アメリカのペーパーバックのように、本の天や小口が黄色く着色された細長のサイズ。文庫本より少し大きく、文章は二段組みレイアウト。表紙は抽象的な油絵の装丁。そして、ビニールのカバー、昔からちっとも変わらない。持っているだけで、カッコイイと思ったものだ。
このポケットミステリとのつきあいは長く、中学からだ。そもそも早川書房の本に出会ったのは「SFマガジン」という雑誌を立ち読みしだしてからで、その後、星新一や小松左京などのSFショートショートを読み始めた。SFは体質に合わなかったのか、イアン・フレミングの007が流行しだしたこともあって「ミステリマガジン」を読むようになった。多分初めて買ったポケット・ミステリも007だったのだろう。なんでも、1953年刊行開始というから、わたしの歳とあまり変わらない。こちらは今、世界最大・最長のミステリシリーズに育っているらしい。
映画を見たら本を買う、本を読んだら映画を見るという感じでイアン・フレミングの007はほとんど読んでいると思う。TVの「ナポレオン・ソロ」のポケットミステリも読んだと思う。

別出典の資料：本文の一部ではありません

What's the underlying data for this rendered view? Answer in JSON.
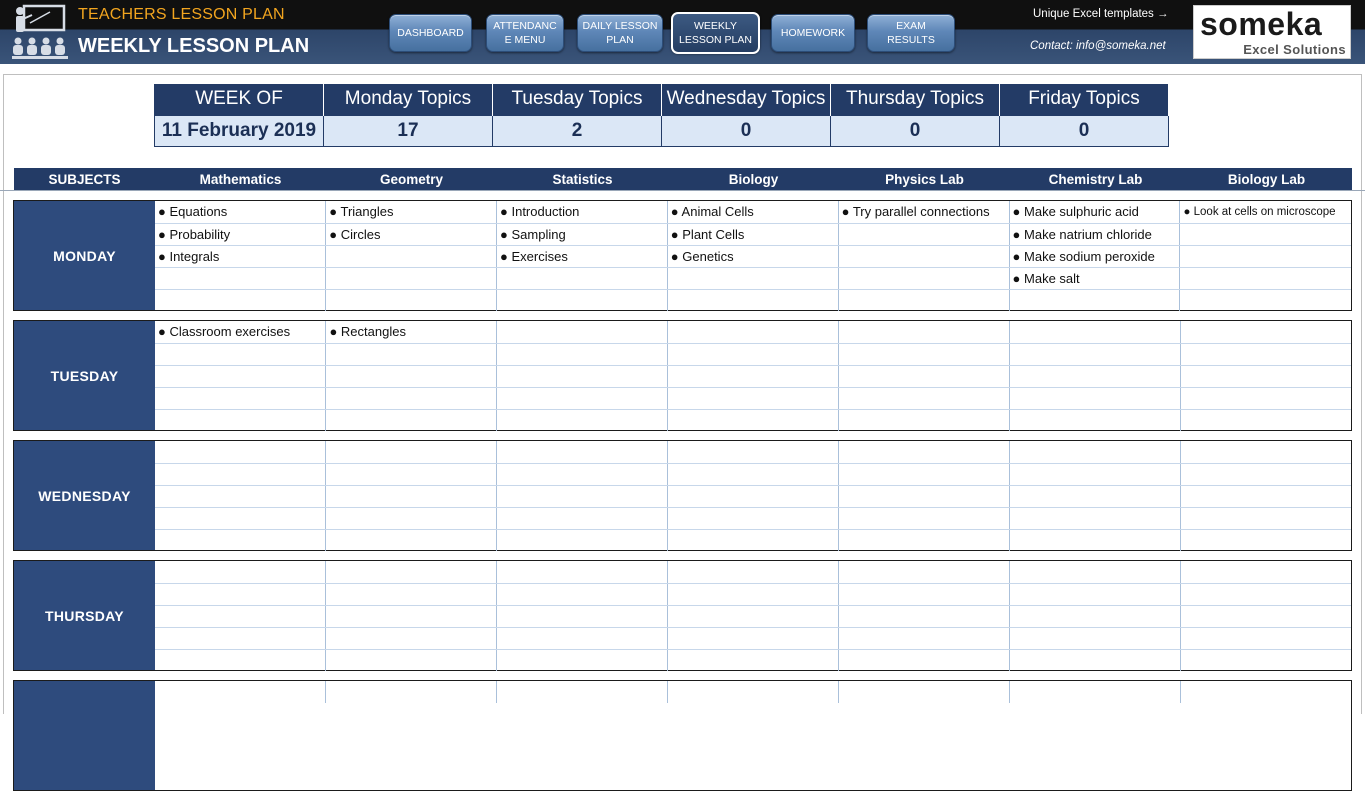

その後、はまったのは、「87分署」シリーズであり「マイク・ハマー」であり、「ヴァージル・ティップス」であり、チャンドラーでありと、ハードボイルドに一直線にのめり込んでいった。
クリスティやウールリッチといった、本格ミステリーの何冊かは読んだが、こちらはあまり合わなかった。いわゆる謎解きとかトリックを見破るとかの思考回路が全く稼働しなくて、なるほどなるほどと、感心するだけで終わってしまう。やっぱり映画的に映像が見えてくる、あるいはスタイルにこだわるミステリの本の方が好きみたいだ。
このハヤカワのポケットミステリ、紀伊国屋やなどの大きな本屋でもちょっとの在庫しかないという時期もあったが、最近は人気も持ち直してきたようだ。たまにアメリカ探偵作家クラブ賞のものとかを読むと、やっぱり面白い。人間の息遣いが聞こえてくるような、リアルなミステリが増えている。多彩なミステリの世界を、このシリーズは今も広げつつある。